Just a few days’ march behind them, a flight of flappeters
were circling. Maelys sprang under the fronds of a tree fern, though the
flappeters couldn’t have seen them from such a distance.
‘Only two things could bring such valuable creatures here,’
said Thommel, who hadn’t moved. ‘The Defiance, or Nish.’
‘They’re circling over a big area,’ said Maelys after
watching for a while. Her heart leapt. ‘They’re following Nish.’
‘Perhaps,’ said Thommel. ‘Or the Defiance.

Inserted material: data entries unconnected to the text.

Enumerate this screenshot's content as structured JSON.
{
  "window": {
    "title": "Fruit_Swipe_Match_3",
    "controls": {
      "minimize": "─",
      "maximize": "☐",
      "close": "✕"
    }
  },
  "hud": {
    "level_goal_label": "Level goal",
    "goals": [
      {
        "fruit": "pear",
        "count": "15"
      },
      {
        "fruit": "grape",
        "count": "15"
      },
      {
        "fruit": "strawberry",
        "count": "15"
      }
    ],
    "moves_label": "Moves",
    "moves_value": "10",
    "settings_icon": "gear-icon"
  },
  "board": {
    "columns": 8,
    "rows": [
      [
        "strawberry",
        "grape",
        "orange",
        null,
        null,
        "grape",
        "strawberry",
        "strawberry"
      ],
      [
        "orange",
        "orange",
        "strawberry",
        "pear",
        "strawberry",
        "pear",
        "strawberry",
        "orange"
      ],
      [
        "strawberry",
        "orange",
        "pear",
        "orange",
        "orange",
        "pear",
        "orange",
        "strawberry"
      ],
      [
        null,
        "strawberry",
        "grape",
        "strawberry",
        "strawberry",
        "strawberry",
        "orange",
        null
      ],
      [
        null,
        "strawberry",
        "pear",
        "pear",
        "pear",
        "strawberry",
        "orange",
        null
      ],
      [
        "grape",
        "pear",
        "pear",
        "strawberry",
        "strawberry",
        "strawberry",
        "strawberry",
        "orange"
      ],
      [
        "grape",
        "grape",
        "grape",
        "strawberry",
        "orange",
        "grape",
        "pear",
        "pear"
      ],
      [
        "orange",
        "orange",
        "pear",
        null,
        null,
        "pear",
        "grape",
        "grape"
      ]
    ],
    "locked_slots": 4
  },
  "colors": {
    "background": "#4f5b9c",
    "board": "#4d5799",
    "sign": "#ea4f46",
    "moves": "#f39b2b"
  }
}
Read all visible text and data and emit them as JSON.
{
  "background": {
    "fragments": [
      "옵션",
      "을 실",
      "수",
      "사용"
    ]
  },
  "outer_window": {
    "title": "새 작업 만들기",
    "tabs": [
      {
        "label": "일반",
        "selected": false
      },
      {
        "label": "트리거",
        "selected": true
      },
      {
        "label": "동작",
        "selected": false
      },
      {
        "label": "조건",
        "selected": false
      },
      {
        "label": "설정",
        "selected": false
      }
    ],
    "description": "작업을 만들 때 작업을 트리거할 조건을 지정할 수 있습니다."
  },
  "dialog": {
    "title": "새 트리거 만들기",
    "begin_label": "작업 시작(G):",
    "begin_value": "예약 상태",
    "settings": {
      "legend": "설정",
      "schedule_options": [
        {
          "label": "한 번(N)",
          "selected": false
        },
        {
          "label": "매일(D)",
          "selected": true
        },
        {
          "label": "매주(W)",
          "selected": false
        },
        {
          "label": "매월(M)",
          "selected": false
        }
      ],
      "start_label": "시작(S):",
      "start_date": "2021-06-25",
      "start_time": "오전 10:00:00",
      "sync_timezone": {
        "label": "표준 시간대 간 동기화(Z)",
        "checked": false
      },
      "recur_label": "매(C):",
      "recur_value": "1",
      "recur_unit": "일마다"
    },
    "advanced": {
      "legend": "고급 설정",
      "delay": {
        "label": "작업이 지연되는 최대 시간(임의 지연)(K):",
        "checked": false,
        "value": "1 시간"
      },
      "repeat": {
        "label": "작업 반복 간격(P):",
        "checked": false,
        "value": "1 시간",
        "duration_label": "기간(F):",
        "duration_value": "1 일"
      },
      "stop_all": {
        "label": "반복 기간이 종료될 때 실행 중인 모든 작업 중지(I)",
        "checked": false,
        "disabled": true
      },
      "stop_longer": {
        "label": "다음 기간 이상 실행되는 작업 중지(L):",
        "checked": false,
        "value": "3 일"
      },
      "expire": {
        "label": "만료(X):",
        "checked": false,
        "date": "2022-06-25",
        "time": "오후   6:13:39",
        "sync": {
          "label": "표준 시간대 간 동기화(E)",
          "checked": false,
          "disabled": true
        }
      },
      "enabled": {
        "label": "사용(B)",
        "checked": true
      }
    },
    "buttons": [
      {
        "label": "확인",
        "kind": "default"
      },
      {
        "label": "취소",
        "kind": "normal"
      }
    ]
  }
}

And whoever it
is, the God-Emperor’s forces must be shadowing them.’
So even if Nish did turn up, and found what he was looking
for on the plateau, there wouldn’t be time to get away with it. What if he were
out there now, desperately searching for this peak among dozens of similar
ones? That could take weeks, since the cloverleaf shape wasn’t apparent from a
distance. Was there any way to signal him without the flappeters seeing it?